Menuju konten utama

Di Balik Minimnya Murid SMA yang Bercita-cita Menjadi Guru

Hasil angket Kemendikbud menunjukkan sekitar 89 persen siswa SMA/MA bercita-cita ingin jadi pengusaha, sementara 11% lainnya ingin jadi guru.

Di Balik Minimnya Murid SMA yang Bercita-cita Menjadi Guru
Unit pelayanan terpadu Kemendikbud. FOTO/www.kemdikbud.go.id

tirto.id - Kementerian Pendidikan dan Kebudayaan (Kemendikbud) mengadakan tes angket kepada 512.500 siswa SMA/MA di 8.549 sekolah, yang menjadi peserta Ujian Nasional Berbasis Komputer (UNBK) 2019. Tujuan angket untuk mengkaji informasi non-kognitif peserta didik, salah satunya mengetahui cita-cita mereka di kemudian hari.

Dari hasil angket yang dipaparkan Kepala Badan Penelitian dan Pengembangan (Balitbang) Kemendikbud, Totok Suprayitno menyebutkan, 89 persen siswa bercita-cita untuk menjadi pengusaha dalam berbagai sektor. Sementara sisanya, sebanyak 11 persen dengan mayoritas perempuan, bercita-cita menjadi guru.

Totok mengatakan, dari 11 persen peserta didik yang bercita-cita menjadi guru, sayangnya tergolong peserta dengan nilai UNBK yang tidak maksimal, berbanding terbalik dengan yang tidak ingin menjadi guru.

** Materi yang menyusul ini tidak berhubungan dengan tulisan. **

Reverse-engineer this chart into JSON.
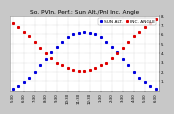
{
  "title": "So. PVIn. Perf.: Sun Alt./Pnl Inc. Angle",
  "legend_blue": "SUN ALT.",
  "legend_red": "INC. ANGLE",
  "background": "#c8c8c8",
  "plot_bg": "#ffffff",
  "blue_color": "#0000dd",
  "red_color": "#dd0000",
  "x_labels": [
    "5:30",
    "6:00",
    "6:30",
    "7:00",
    "7:30",
    "8:00",
    "8:30",
    "9:00",
    "9:30",
    "10:00",
    "10:30",
    "11:00",
    "11:30",
    "12:00",
    "12:30",
    "1:00",
    "1:30",
    "2:00",
    "2:30",
    "3:00",
    "3:30",
    "4:00",
    "4:30",
    "5:00",
    "5:30",
    "6:00",
    "6:30"
  ],
  "blue_x": [
    0,
    1,
    2,
    3,
    4,
    5,
    6,
    7,
    8,
    9,
    10,
    11,
    12,
    13,
    14,
    15,
    16,
    17,
    18,
    19,
    20,
    21,
    22,
    23,
    24,
    25,
    26
  ],
  "blue_y": [
    2,
    5,
    9,
    14,
    20,
    27,
    34,
    41,
    47,
    52,
    57,
    60,
    62,
    63,
    62,
    60,
    57,
    52,
    47,
    41,
    34,
    27,
    20,
    14,
    9,
    5,
    2
  ],
  "red_x": [
    0,
    1,
    2,
    3,
    4,
    5,
    6,
    7,
    8,
    9,
    10,
    11,
    12,
    13,
    14,
    15,
    16,
    17,
    18,
    19,
    20,
    21,
    22,
    23,
    24,
    25,
    26
  ],
  "red_y": [
    72,
    68,
    63,
    58,
    52,
    46,
    40,
    35,
    30,
    27,
    24,
    22,
    21,
    21,
    22,
    24,
    27,
    30,
    35,
    40,
    46,
    52,
    58,
    63,
    68,
    72,
    76
  ],
  "ylim_min": 0,
  "ylim_max": 80,
  "ytick_positions": [
    10,
    20,
    30,
    40,
    50,
    60,
    70,
    80
  ],
  "ytick_labels": [
    "1.",
    "2.",
    "3.",
    "4.",
    "5.",
    "6.",
    "7.",
    "8."
  ],
  "grid_color": "#aaaaaa",
  "title_fontsize": 4.2,
  "tick_fontsize": 2.8,
  "legend_fontsize": 3.2,
  "marker_size": 1.2,
  "dot_marker": "s"
}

“Nilai Bahasa Indonesianya lumayan, Bahasa Inggrisnya lumayan, tapi masih di bawah 50,00 [dari skala 70,00], Matematikanya not so lumayan. Jadi intinya, yang mau menjadi guru adalah not the best dari siswa itu,” kata Totok, di kantor Kemendikbud, Jakarta, Rabu (8/5/2019).

Padahal, Totok berharap, siswa terbaik dari yang terbaik yang mampu dan mau menjadi guru. Sebab, kata dia, guru merupakan gerbang utama dari terwujudnya masyarakat yang berkualitas.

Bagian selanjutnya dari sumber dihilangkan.